Wameedh Khalid Francis ritiene che il modo migliore per rispondere al compito primario dell’annuncio “è quello di vivere in maniera totale e radicale il Vangelo” e mostrarlo alle persone. “Il mondo di oggi - sottolinea - ha più bisogno di gesti, di semi piantati nel terreno che di parole” che troppo spesso rischiano di restare vuote o rimanere inascoltate. Una testimonianza attraverso le opere e i gesti, come il sacerdote di Telskuf di fronte agli enormi bisogni della popolazione bisognosa e disperata di fronte alla tragedia jihadista. 
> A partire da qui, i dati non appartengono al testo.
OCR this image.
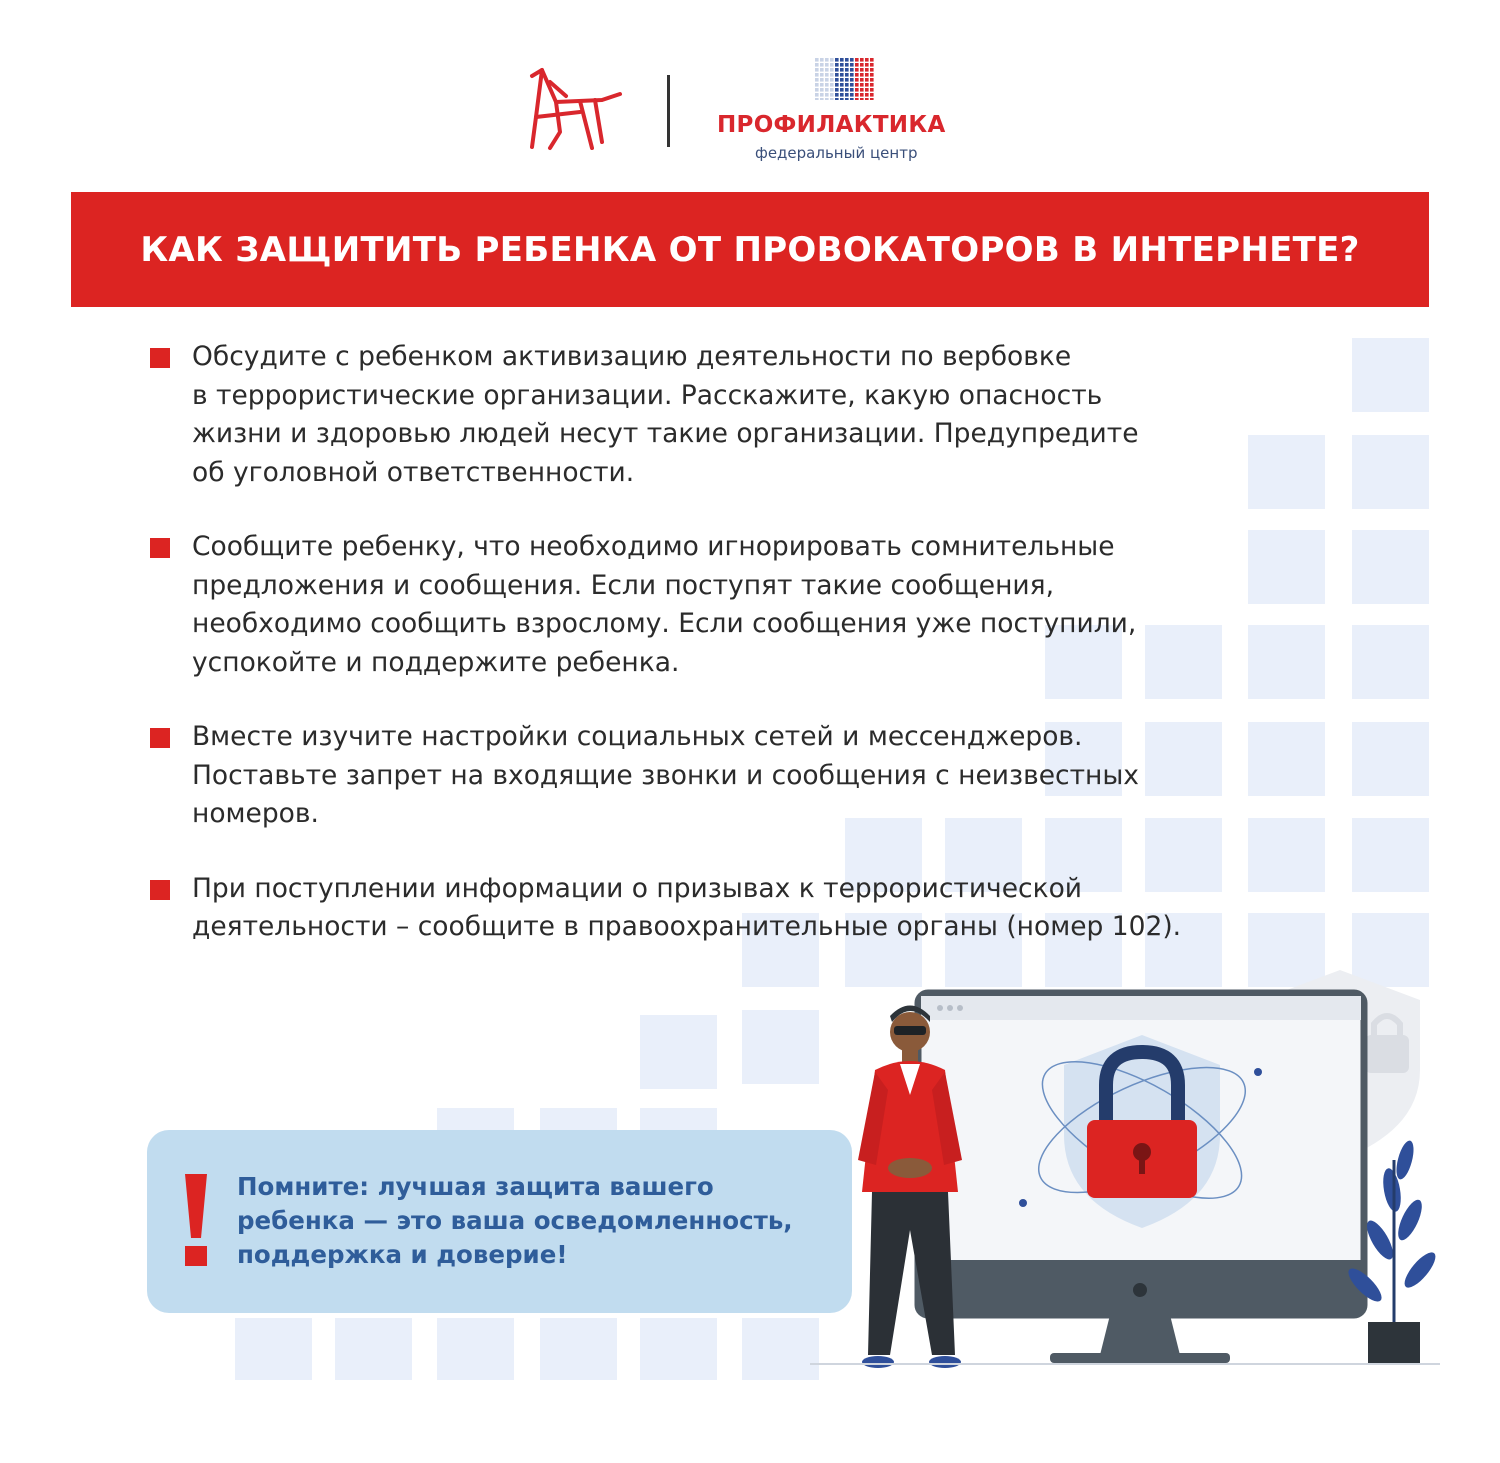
ПРОФИЛАКТИКА
федеральный центр
КАК ЗАЩИТИТЬ РЕБЕНКА ОТ ПРОВОКАТОРОВ В ИНТЕРНЕТЕ?

Обсудите с ребенком активизацию деятельности по вербовке
в террористические организации. Расскажите, какую опасность
жизни и здоровью людей несут такие организации. Предупредите
об уголовной ответственности.

Сообщите ребенку, что необходимо игнорировать сомнительные
предложения и сообщения. Если поступят такие сообщения,
необходимо сообщить взрослому. Если сообщения уже поступили,
успокойте и поддержите ребенка.

Вместе изучите настройки социальных сетей и мессенджеров.
Поставьте запрет на входящие звонки и сообщения с неизвестных
номеров.

При поступлении информации о призывах к террористической
деятельности – сообщите в правоохранительные органы (номер 102).

Помните: лучшая защита вашего
ребенка — это ваша осведомленность,
поддержка и доверие!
A un coetaneo, maschio o femmina, egli vuole illustrare la bellezza del servizio sacerdotale o della vita consacrata: “Diventare un prete, un monaco o una suora - racconta il seminarista - significa vivere la missione cristiana nella sua pienezza. Essa comporta il servizio totale, anche se per un prete o una persona consacrata questo gesto ha un valore e una pienezza maggiori” rispetto a qualsiasi altra professione o stile di vita. Fra gli esempi che “hanno influenzato” la formazione spirituale e vocazionale, ricorda Wameedh Khalid Francis, vi sono “molti santi, ma uno in particolare: san Charbel”, monaco maronita libanese vissuto nel XIX secolo e canonizzato nel 1977 da papa Paolo VI. A lui sono attribuite diverse guarigioni miracolose ed è fra le figure più conosciute e riverite della Chiesa in Oriente. Infine, il seminarista caldeo rivolge un pensiero alla comunità cattolica internazionale, soprattutto a quelle dell’Occidente alcune delle quali hanno accolto le centinaia di migliaia di cristiani fuggiti in questi anni dall’Iraq: “A voi, cristiani e popoli dell’Occidente, chiedo di non dimenticarvi di noi, e di pregare sempre per noi. Perché la pace - conclude - possa regnare in tutto l’Oriente e perché i cristiani possano finalmente vivere in pace nella loro terra”.